Why self-care is essential for caregivers
Imagine that you’re on a plane, and it starts gaining altitude, and the oxygen levels start dropping. What do you do? The first thing to do would be putting on your oxygen mask before helping anyone else. The same principle applies when it comes to caretaking. Self-care is essential to refill our physical, emotional, mental and spiritual energy. Selfcare helps build resilience within ourselves, which helps us provide better care to others.
Who are caregivers?
A caregiver is a person who helps with the daily activities of a patient/an individual. Here, we’ll be talking about someone who is taken care of by a family member or friend rather than a paid professional. The role of patient caregivers includes informing Doctors and Nutritionists about any problems faced by the patient, trying to keep other family members and friends informed of what’s happening, helping to decide whether a treatment is working, including other necessary activities such as bathing and bathroom functions, feeding, grooming, taking medications, housework, etc. These roles change as the needs change during and after treatment, or as per the situation arises. Caregivers have a considerable influence, both positive and negative on how the patient deals with their illness. Their motivation and encouragement can help the patient to maintain the treatment plan and to eat healthy meals or get enough rest.
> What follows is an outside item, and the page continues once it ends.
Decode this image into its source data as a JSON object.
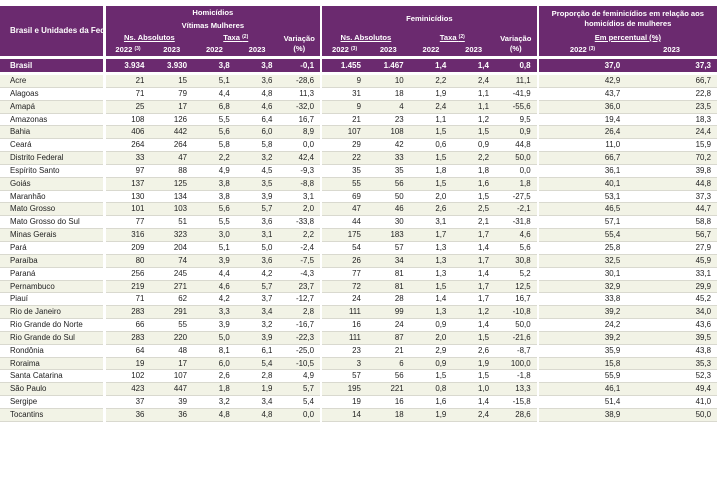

But these caregivers should also take their health and safety into consideration because they are themselves at risk psychological stress and impaired health behaviours, which stimulate physiologic responses resulting in illness and mortality. These issues could affect the quality of life of both the caregivers as well as those receiving care. Caregivers play an essential role in the wellbeing of others, and they must stay safe and healthy to provide quality, long-term care.
Here are some risks that caregivers usually face:
- Studies report that 40-70% of caregivers experience symptoms of clinical depression.
- 26% of caregivers say that caregiving affects them emotionally. Caregiving is associated with lower levels of self-esteem, constant worry, sadness and uncertainty.
- Caregivers always need to be vigilant about their surroundings for potential hazards, like disease-causing bacteria, so that it doesn’t infect them or their vulnerable patients.
- Caregivers have an increased rate of physical ailments such as acid reflux, headaches, joint pain and diminished immune response.
- They have increased chances of heart diseases due to lowered immune response.
If these risks are not managed on time, then it’s associated with an array of adverse outcomes, including anger, which suggests the risk of harmful behaviour toward the care recipient (Macneil et al., 2010). Immediate family caregivers reported increased caregiver stress, depression, and sadness compared to non-immediate family caregivers. Reasons for this difference might include family members feeling enormous guilt over the decision to seek LTC, grief related to loss of the loved ones’ ability for self-care or failure of their caregiving role (Paulson et al.2011). This negative energy will pass on to the patients.
Here are some tips to make sure that you take good care of yourself:
- Allow friends and family to help.
- Exercise daily for at least 30 minutes.
- Limit work hours to prevent fatigue and make sure you eat well.
- Wash your hands regularly and wear personal protective gear, such as mask and gowns to prevent contact with illness-causing germs.
- Caregivers need to visit doctors for regular checkups.
- In times of exhaustion or stress, a change in appetite will help to boost your mood and energy, like eating nuts and seeds, dark chocolate, beans and lentils, berries, banana, oats, fermented food like curd and fatty fish like salmon and albacore tuna.
Taking care of yourself helps you take care of others better and improves the quality of life for both you and the person you’re looking after.